Morningstar aims to rethink risk tolerance with new tools
Morningstar jumps into the risk tolerance game at a time when debates around risk methodologies are heating up among competitors. About 31% of investors said they left their adviser because they didn’t understand their risk tolerance, according to Morningstar.
Pandemic related risks are, hopefully, in the rear view mirror, but the race for wealthtechs to rethink what it means to assess a client’s risk tolerance through the advancement of technology is center stage.
Advisers’ ability to rethink risk tolerance is becoming an increasing need to retain clientele. About 31% of investors with $1 million to $5 million in assets said they left their adviser because they didn’t understand their risk tolerance, according to a whitepaper by Morningstar Inc.
Morningstar jumped deep into the risk assessment game Wednesday after launching two new risk measurement tools, making it available across 7 million client portfolios via its Advisor Workstation. The tools launch at a time when debates around risk methodologies are heating up among competitors in the wealthtech arena.

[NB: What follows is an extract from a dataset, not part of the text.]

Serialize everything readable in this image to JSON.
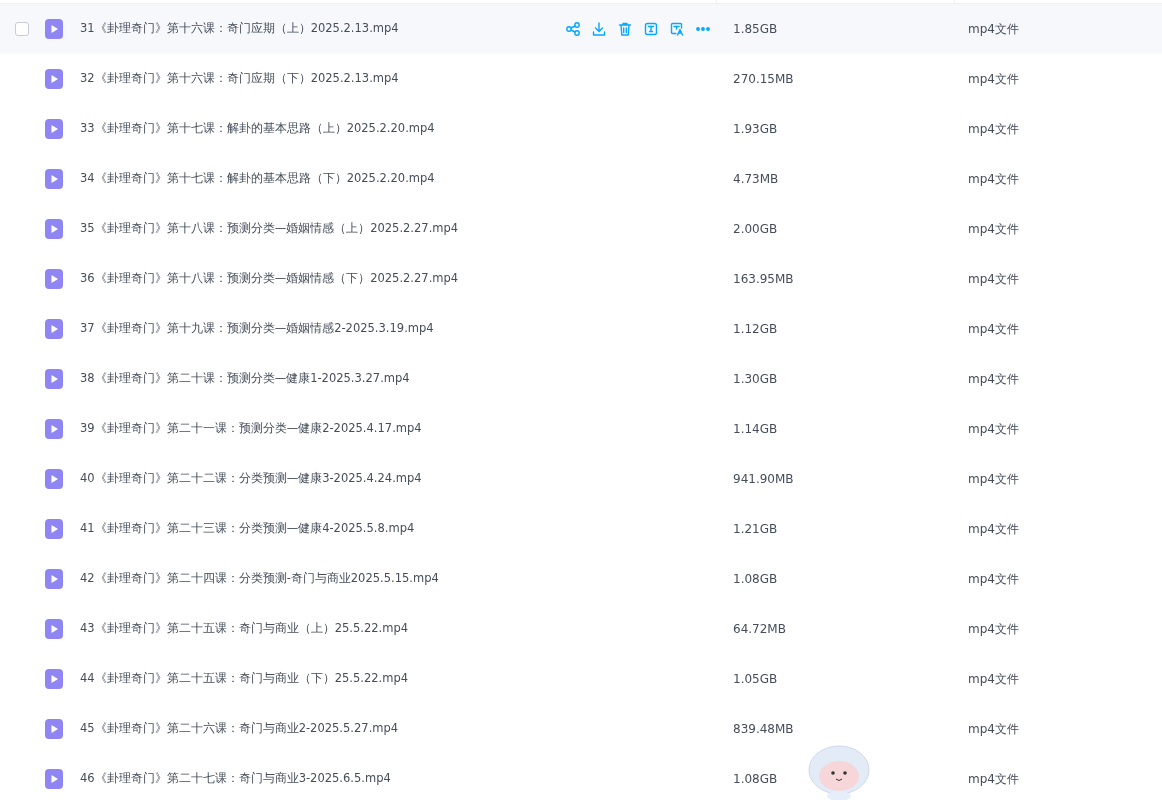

The new tools, Morningstar Portfolio Risk Score and Risk Comfort Range, are a part of what the firm calls its “risk ecosystem,” said Jeff Schwantz, head of client adviser experience at Morningstar. The tools combine Morningstar’s portfolio risk data with PlanPlus Global’s individual risk tolerance methodology to give advisers and investors a singular view for scoring portfolio risk and assessing a client’s risk profile and tolerance. Morningstar acquired the Australian-based fintech company last March.
The launch is the first of several rollouts this year as Morningstar will continue to integrate new methodologies, Schwantz said. Moving forward, Morningstar has plans to add mobile phone capabilities to the risk ecosystem. By August, the firm plans to roll out a feature that allows users to take a picture of a broker statement with their smartphone, upload it and instantly get their portfolio risk score.
Morgan Stanley’s Portfolio Risk platform, which launched in 2018, has provided advisers a similar product. The platform uses BlackRock’s Aladdin Risk Engine to provide users a single solution that helps to see the potential impact of historical and hypothetical market shocks on the portfolio and where the risk is emanating from overexposure in certain sectors.
While digitizing a risk tolerance questionnaire and tying it to a proposal isn’t groundbreaking, it highlights the importance of scoring in automating and creating consistency in the decision making process, said Steve Zuschin, executive vice president of enterprise technology adoption at LifeYield.
The sentiment has been shared by industry luminary Michael Kitces who hosted a webinar on Tuesday addressing what it takes to create a high-quality risk tolerance questionnaire that will serve as a useful tool for assessing a client’s risk profile.
“Scoring has proven to be one of the best ways to help investors understand complex financial matters,” Zuschin said. “Firms like BlackRock’s Aladdin, HiddenLevers, Riskalyze, Totem and Rixtrema have all been using their scoring methodology to draw a line between an investor’s risk tolerance and the risk in their investment portfolio.”
This has also been accompanied by a heavy debate on who’s methodology is better, Zuschin said. Market leader Riskalyze criticized competitors HiddenLevers and RiXtrema in May over differences in methodologies, alleging the use of guesswork models that produce “wildly inaccurate” results.
Moving forward, the next wave of tech advancements will be based on closer connectivity between risk tolerance and tax tools, Zuschin said.
“Risk proposals have become commonplace, and that is a good thing,” Zuschin said. “But there is little if any regard for the tax consequences that will occur when client’s asset allocation and asset location are adjusted.”